Мотохаси задумался. Карино был готов опять поддержать его, если б он что-то сказал, но начальник тюрьмы молчал. У него был двадцатилетний пасынок. Скорее всего, именно от этого момента он пытался провести цепочку рассуждений, но даже если это и так, несомненно было то, что логического объяснения тому, зачем Кадзи Соитиро нужно совершать самоубийство в 50 или в 51 год, он найти не мог.
У Мотохаси вырвался легкий вздох, и все поняли, что сейчас он выскажет то, что думает.
— Как бы то ни было, вечер завтрашнего дня будет, наверное, решающим.
Кога опять отодвинул стул.
— Завтра я тоже останусь и вместе с ночной сменой буду дежурить.
— Поместите его в особую камеру?
— Считаю, что не стоит менять обстановку. Планирую продолжать наблюдать, оставив его в одиночной камере для вновь прибывших.
— Понятно. Убедительно прошу быть предельно внимательным. Нужно все время помнить о том, что инспектор запланировал самоубийство. Мы не может допустить подобное на территории тюрьмы. Тем более самоубийство бывшего инспектора полиции… Если мы позволим ему умереть, осложнятся отношения с полицией. Гуманизм, в основе которого — любовь к человеку; следуя этому принципу, которого мы придерживаемся в обращении с заключенными, постараемся предотвратить самоубийство инспектора. На этом всё.
Кога во взволнованном состоянии покинул комнату.
Не заходя в офис, он сразу отправился в комнату для инструктажа, поскольку чувствовал, что на него единственного возложена вся ответственность за это дело. «Да, сложный заключенный достался», — еще раз подумал он.

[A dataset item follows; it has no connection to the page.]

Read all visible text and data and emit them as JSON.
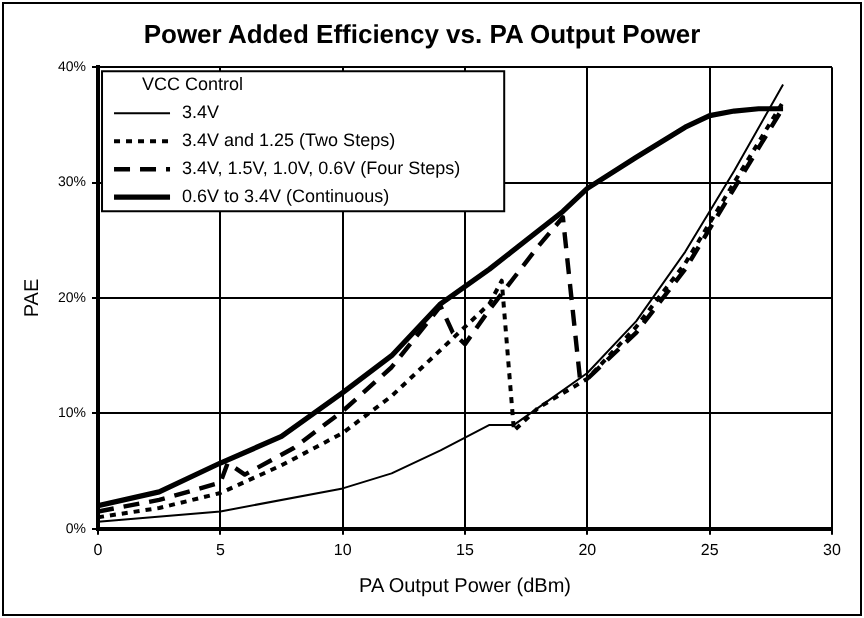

Кадзи Соитиро проходил инструктаж для вновь прибывших. Вместе с остальными примерно двадцатью новыми заключенными он внимательно слушал лекцию инструктора. Похоже, они уже ознакомились с тремя запретами: разговаривать, смотреть в сторону, покидать свое место без разрешения. Хотя Кога прошел спереди, Кадзи продолжал смотреть вперед и не пошевелился.
Кога пристально изучал выражение лица Кадзи.
Тот выглядел в точности так же, как утром. Возможно, из-за того, что на него сразу свалилось такое количество правил, лицо его было немного напряжено, но, глядя и на его мягкий взгляд, и на мягкие линии рта, можно было представить себе хладнокровного буддийского монаха.
Когу охватило удивительное ощущение. Когда он наблюдал за Кадзи, ему вдруг стало очень спокойно. Раздражение, которое он чувствовал до этого, подобно начавшемуся отливу, исчезло.
Кога всегда считал, что существуют два типа заключенных. Первый тип — это люди, на чьи деяния оказали влияние ужасные условия воспитания и их природная сущность, и они оказались здесь, поскольку не могли не оказаться. А другие — люди, которые не должны были попасть сюда, если б не случилось нечто. Конечно, грань, разделяющая их, очень тонка; в этом смысле можно сказать, что для любого человека существует вероятность попадания в тюрьму…
Но что касается этого Кадзи, то он производил впечатление человека, вероятность попадания которого сюда представлялась наиболее низкой. Об этом говорил Коге его сорокалетний опыт наблюдения за заключенными.